I was experimenting with the behavior of Numba vs Numpy for array indexing, and I came across something which I do not quite understand; so I hoped someone can point me in the right direction for what is probably a very simple question. Below are two functions, both of which create an empty array using the np.arange command. I then "append" (experimenting with a variety of methods to see how both Numba and Numpy perform/break) to the array using an index of 0, example[0] = 1 .

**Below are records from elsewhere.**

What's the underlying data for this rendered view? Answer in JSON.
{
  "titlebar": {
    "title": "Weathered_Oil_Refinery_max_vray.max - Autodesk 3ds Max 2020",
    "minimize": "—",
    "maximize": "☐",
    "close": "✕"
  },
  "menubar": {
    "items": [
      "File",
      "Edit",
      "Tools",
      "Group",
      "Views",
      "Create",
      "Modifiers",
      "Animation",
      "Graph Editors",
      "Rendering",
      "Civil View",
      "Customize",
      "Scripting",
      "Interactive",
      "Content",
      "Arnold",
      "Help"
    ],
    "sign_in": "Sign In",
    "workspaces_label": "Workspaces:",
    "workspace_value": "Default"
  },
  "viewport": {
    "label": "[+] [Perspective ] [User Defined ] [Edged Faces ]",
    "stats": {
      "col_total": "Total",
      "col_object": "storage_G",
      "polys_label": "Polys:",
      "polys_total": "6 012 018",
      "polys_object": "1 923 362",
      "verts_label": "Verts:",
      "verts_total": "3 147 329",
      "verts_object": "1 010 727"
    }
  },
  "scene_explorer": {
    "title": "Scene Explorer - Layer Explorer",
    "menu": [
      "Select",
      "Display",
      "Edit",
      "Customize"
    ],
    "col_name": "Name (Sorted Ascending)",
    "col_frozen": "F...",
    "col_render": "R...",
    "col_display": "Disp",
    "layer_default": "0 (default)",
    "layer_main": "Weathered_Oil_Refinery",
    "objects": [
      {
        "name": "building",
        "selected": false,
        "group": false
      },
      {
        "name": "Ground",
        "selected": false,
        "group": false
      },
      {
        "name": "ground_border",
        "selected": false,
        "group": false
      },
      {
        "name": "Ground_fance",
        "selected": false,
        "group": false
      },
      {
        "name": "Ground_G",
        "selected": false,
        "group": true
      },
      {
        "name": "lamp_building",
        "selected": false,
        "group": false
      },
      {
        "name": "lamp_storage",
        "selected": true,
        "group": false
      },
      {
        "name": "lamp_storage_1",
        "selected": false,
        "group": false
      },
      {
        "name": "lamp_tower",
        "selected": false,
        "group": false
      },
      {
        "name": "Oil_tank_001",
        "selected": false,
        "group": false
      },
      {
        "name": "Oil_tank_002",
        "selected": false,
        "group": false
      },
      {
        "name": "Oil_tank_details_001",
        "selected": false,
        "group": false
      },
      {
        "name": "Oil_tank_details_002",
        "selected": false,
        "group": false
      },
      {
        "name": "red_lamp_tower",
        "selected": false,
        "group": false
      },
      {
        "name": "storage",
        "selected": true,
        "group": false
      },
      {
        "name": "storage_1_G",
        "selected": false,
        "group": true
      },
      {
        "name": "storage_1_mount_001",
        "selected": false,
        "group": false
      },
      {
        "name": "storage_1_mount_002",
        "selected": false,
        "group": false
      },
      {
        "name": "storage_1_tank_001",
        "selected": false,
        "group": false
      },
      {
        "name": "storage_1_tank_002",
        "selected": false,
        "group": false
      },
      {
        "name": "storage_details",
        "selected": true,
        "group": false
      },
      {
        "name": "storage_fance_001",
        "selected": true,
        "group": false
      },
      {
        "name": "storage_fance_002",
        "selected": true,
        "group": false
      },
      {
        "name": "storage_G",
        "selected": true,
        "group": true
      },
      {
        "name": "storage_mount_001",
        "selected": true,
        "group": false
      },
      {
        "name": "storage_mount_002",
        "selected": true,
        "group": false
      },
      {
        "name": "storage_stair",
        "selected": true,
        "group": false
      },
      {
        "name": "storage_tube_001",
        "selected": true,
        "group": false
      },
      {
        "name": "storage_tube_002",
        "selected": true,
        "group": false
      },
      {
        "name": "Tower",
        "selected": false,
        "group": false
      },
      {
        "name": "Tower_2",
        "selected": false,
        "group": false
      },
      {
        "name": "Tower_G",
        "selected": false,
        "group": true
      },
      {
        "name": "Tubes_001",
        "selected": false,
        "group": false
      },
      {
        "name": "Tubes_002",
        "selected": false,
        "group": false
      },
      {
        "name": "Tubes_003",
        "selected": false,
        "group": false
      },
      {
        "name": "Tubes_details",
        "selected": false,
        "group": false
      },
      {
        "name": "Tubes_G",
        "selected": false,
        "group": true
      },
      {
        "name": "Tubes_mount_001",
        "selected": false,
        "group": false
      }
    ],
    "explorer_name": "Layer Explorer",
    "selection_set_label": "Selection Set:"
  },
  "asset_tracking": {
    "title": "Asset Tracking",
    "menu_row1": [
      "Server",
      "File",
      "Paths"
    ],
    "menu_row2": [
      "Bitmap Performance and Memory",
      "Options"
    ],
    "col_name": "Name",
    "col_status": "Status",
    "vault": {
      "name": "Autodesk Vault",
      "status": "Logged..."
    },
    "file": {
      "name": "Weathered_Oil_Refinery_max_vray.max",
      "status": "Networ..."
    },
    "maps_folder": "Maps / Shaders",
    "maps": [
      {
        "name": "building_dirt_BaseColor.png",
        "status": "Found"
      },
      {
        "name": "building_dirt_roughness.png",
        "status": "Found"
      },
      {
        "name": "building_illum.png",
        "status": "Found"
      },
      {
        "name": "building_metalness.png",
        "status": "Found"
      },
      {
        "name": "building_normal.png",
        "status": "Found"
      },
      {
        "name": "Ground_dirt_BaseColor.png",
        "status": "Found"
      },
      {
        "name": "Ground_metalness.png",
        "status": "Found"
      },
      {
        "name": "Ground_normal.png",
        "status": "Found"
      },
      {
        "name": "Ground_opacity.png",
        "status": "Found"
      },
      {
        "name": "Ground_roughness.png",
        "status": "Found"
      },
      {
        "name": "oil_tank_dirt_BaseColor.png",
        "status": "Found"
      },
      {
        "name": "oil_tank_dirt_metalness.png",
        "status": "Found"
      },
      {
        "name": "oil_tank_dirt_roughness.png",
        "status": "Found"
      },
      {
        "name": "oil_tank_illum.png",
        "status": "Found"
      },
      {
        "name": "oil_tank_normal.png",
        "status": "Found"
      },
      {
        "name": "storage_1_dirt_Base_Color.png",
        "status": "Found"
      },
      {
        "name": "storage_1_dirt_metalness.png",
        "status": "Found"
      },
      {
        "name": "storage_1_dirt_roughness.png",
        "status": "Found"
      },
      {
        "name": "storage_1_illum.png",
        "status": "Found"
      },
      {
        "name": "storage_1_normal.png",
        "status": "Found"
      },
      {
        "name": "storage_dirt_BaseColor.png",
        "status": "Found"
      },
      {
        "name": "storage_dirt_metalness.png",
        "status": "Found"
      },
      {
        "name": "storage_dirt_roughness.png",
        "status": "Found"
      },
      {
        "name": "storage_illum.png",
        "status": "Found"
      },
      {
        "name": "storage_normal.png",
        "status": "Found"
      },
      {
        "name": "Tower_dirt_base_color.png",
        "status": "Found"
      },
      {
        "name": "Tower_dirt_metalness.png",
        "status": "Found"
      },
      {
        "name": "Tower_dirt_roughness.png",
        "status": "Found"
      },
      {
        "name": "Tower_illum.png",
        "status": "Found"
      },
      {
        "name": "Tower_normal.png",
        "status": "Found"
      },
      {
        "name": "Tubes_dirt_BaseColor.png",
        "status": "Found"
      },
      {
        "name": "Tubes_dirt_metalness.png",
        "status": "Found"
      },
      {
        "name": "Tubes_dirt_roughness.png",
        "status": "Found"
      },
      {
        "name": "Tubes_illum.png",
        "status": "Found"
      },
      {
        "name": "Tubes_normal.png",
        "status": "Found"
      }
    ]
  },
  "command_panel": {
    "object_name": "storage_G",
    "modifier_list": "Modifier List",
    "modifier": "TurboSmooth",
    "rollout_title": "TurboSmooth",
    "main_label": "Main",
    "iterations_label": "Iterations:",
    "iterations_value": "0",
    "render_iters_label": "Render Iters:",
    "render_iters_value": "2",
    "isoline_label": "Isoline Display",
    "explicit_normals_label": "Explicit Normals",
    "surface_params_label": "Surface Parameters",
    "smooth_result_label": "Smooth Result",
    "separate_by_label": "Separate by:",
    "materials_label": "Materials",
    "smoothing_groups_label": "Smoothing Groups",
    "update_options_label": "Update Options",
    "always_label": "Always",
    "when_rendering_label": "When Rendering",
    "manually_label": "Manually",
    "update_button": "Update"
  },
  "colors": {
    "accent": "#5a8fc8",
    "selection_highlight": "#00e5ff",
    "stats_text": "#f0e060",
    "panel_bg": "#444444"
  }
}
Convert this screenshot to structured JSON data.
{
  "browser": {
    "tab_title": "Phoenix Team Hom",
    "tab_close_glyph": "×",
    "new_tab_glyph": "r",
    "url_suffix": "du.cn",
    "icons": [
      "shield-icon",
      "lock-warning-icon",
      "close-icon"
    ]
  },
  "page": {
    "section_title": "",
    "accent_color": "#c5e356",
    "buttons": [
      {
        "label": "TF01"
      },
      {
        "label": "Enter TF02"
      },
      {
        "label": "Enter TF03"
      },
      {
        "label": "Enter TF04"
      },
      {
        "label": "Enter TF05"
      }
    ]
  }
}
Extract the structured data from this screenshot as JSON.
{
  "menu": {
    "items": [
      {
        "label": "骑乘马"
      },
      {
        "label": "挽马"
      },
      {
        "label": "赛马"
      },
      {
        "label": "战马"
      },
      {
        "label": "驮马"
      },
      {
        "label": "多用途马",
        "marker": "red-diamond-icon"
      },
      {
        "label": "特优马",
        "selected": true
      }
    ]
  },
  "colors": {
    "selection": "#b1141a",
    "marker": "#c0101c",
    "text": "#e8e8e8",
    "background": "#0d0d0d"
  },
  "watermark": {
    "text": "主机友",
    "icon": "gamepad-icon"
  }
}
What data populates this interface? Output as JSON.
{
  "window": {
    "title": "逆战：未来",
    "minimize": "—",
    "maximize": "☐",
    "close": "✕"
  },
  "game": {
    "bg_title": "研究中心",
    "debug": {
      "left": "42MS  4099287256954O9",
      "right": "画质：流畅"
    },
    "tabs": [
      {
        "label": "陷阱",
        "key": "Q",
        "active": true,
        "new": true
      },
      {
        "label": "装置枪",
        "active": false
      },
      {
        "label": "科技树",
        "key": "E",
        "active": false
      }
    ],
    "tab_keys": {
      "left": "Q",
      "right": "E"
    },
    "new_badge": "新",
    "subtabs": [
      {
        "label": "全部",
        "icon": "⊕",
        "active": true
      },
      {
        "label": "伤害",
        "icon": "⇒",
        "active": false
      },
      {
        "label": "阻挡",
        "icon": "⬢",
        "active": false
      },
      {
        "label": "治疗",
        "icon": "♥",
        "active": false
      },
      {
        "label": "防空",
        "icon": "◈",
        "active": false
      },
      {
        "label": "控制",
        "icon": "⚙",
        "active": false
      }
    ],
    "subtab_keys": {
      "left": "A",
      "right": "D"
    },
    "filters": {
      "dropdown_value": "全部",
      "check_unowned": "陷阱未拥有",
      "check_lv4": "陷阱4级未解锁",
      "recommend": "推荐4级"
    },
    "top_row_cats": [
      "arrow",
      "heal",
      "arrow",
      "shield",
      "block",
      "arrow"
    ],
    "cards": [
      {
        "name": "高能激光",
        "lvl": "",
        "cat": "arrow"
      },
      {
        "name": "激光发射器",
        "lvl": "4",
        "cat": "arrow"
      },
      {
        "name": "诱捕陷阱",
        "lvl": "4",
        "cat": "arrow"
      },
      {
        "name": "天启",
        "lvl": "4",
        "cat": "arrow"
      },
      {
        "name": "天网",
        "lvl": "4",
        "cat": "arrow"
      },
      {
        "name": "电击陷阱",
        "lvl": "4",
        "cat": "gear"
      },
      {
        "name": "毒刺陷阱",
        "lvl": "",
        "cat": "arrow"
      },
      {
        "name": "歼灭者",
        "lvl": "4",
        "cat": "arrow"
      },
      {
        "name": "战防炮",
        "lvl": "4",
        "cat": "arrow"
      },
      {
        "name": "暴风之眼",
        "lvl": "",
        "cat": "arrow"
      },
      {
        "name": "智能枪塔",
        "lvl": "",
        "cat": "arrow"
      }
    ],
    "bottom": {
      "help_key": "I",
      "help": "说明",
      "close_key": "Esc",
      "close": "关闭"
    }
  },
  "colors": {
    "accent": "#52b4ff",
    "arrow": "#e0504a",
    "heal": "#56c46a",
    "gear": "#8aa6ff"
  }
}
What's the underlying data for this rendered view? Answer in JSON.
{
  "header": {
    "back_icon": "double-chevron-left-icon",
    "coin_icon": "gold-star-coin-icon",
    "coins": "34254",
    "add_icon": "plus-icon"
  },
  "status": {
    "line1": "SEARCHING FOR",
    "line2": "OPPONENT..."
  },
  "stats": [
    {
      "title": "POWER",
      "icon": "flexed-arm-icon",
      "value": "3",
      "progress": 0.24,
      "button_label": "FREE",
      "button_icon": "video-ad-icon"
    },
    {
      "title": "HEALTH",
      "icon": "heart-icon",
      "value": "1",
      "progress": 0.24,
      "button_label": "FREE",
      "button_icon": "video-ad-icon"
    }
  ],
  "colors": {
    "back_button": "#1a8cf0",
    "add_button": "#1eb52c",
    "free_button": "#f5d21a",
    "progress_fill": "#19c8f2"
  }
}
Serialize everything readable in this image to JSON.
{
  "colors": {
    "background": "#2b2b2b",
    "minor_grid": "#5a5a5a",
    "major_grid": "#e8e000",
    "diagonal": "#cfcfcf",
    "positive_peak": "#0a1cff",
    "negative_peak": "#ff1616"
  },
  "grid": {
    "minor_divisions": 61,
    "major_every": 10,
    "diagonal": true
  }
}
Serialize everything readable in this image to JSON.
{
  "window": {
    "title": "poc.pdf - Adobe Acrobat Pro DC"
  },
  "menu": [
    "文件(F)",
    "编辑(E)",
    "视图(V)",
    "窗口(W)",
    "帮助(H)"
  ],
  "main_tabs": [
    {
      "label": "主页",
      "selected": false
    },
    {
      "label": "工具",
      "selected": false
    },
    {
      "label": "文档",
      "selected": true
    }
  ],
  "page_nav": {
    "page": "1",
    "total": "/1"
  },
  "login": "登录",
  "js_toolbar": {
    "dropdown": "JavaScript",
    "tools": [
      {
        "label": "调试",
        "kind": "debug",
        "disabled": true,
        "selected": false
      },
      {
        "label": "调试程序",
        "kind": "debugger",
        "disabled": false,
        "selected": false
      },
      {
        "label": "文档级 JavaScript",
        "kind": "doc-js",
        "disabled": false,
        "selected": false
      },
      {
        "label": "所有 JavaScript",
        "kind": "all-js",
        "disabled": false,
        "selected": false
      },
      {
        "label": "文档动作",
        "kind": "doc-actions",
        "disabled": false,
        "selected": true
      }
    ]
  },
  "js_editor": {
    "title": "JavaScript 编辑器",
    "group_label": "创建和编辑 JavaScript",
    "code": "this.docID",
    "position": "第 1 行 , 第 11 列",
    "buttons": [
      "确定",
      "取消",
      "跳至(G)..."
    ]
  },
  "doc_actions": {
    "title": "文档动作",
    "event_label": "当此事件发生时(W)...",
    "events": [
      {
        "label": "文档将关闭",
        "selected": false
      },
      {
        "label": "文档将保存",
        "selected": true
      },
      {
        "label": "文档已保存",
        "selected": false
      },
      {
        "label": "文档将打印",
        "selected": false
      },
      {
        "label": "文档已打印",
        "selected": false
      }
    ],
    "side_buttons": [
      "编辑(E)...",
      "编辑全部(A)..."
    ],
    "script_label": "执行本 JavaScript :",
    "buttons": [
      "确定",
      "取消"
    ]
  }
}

The Numba function with jit runs without error, but the Numpy example gives the error:

IndexError: index 0 is out of bounds for axis 0 with size 0

The Numpy error makes sense, but I am unsure as to why Numba with jit enabled allows the operation without error.

import numba as nb
import numpy as np

@nb.jit()
def funcnumba():
    '''
    Add item to position 0 using Numba
    '''
    example = np.arange(0)
    example[0] = 1
    return example

def funcnumpy():
    '''
    Add item to position 0 using Numpy. This produces an error which makes sense
    '''
    example = np.arange(0)
    example[0] = 1
    return example

print(funcnumba())

print(funcnumpy())

See the Numba documentation on arrays :

Currently there are no bounds checking for array indexing and slicing (...)

That means that you will be writing out of the bounds of the array in this case. Since it is just one element you may be lucky and get away with it, but you can also crash your program or, even worse, silently overwrite some other value. See issue #730 for a discussion about it.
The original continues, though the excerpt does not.